Miranda, hombre de aspecto estudioso, y tímido por lo regular, entró con un fajo de notas, seguido por Lista, que llevaba los dos ejemplares que habían conseguido del libro de Castro.
– Aquí tienes lo que hemos podido sacar en claro hasta ahora, jefe -dijo Miranda-. Melqart, que al parecer significaba «rey de la ciudad», fue un dios que los sirios de Tiro adoraron en el siglo séptimo antes de Jesucristo. Más tarde se le relacionó con el héroe griego Heracles, y los cartagineses, convirtiéndole en el Hércules Tirio, le levantaron templos, uno de ellos situado aquí, en Cádiz, donde, según la leyenda, le rindieron culto tanto Alejandro el Magno como Julio César.
– ¿Y se sabe, Miranda, dónde se encontraba ese templo?
– En la isla de Sancti Petri, que en la época romana se llamó Heradeum. Eritrea, o Euriteia, era el nombre de la isla o promontorio que ocupa hoy el casco antiguo de Cádiz. Los griegos la llamaron también Afrodisia, y dedicaron un templo a Venus. Durante el imperio romano hubo otro, consagrado a Juno.
– No veo a dónde nos conduce todo esto -comentó Navarro-. A lo mejor «Melkart» es un anagrama que nada tiene que ver con el Hércules Tirio.
– Son demasiadas coincidencias, Paco -objetó Bernal-, en particular teniendo en cuenta que el mensaje interceptado también mencionaba una «Eritrea». Mira a ver si puedes ponerme al habla con el inspector Ibáñez, del Registro Central de Madrid.
Mientras aguardaba la comunicación, Bernal siguió sopesando el contenido de las notas de Miranda y Lista. Como el primero le pidiese nuevas instrucciones, dijo:
– Llégate a ver a ese arabista de la facultad, el biznieto del historiador Castro. Tiene que haber descubierto algo a estas alturas.

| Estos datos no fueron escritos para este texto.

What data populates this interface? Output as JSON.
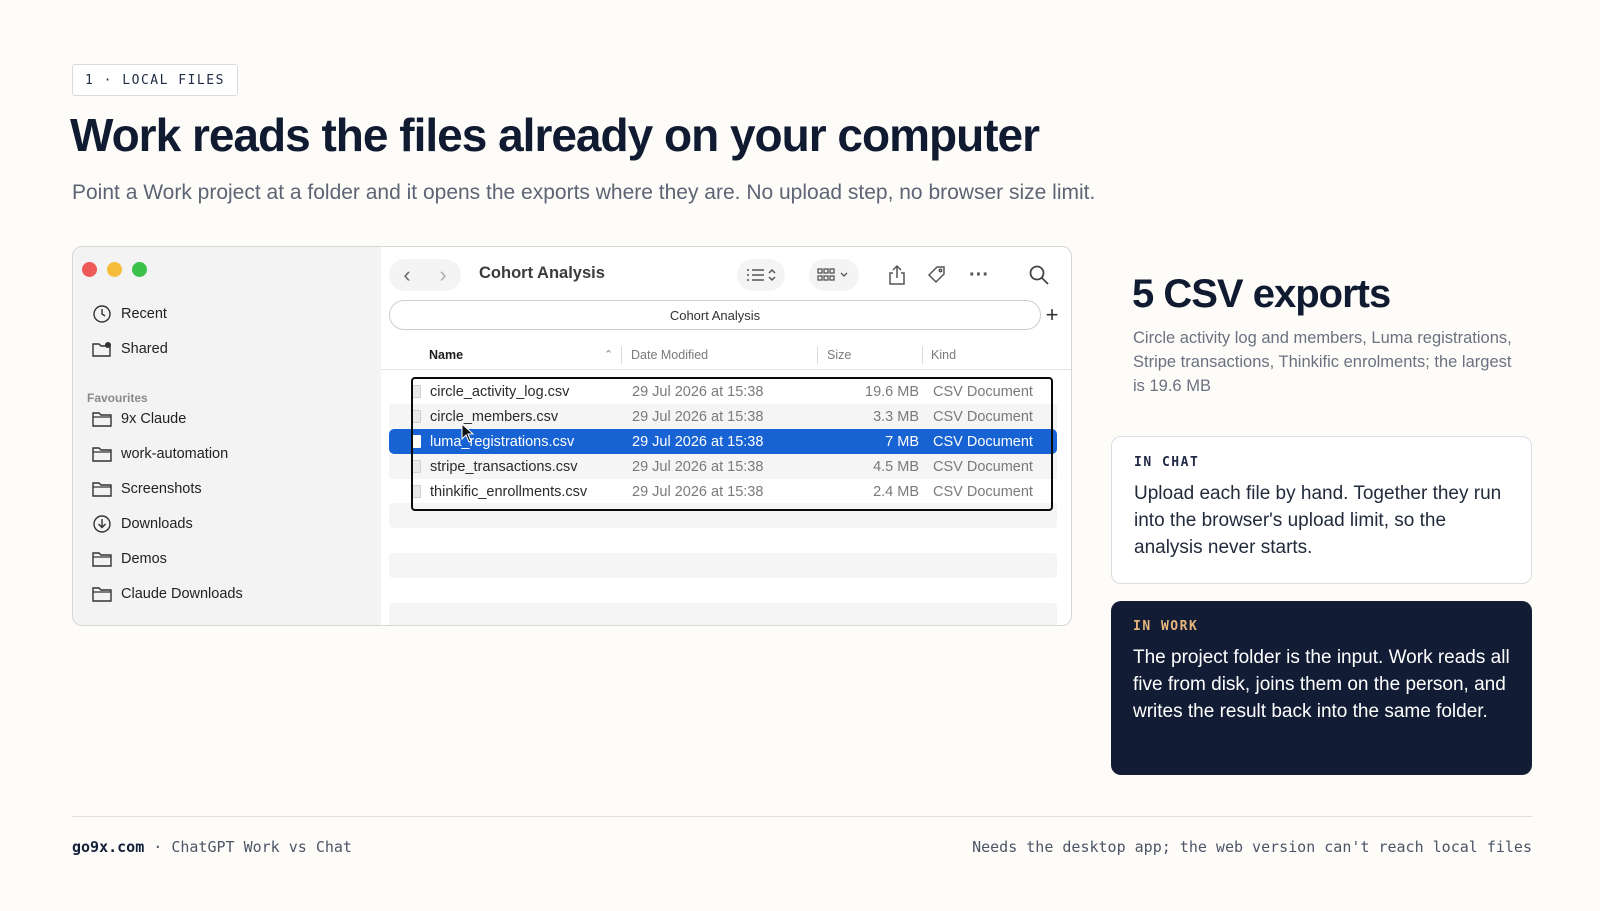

Lo primero que Bernal le preguntó a Ibáñez, cuando Navarro le pasó la llamada, fue qué hacia trabajando en Semana Santa.
– Tengo previsto escaparme unos días a partir del jueves. Luis, pero es que estos nuevos programas del ordenador nos traen locos. Aunque va a resultar un gran sistema, cuando le cojamos el tranquillo.
– Quería pedirte un favor, Esteban: que me consultases en tu pantalla el nombre de «Melkart» -se lo deletreó-. La K también podría ser una Q. No sé si se trata de un anagrama, de un nombre cifrado o de un código de llamada. Pero algo me dice que es de origen norteafricano, probablemente marroquí. Podría ser una organización del estilo del Frente Polisario. En el mismo radiomensaje que interceptamos aparecía la palabra «Eritrea», o «Euriteia». ¿Quieres consultarla en la sección internacional? Muy agradecido -y le dio el número de teléfono de la sala de operaciones de Cádiz.
Volviéndose entonces hacia Navarro, le dijo:
– Si te apetece una excursión marítima esta tarde, Paco, Soto y yo vamos a dar un paseo en una patrullera.
– No, gracias, jefe: soy un mal marino. Pero no hay inconveniente en que te acompañe Lista.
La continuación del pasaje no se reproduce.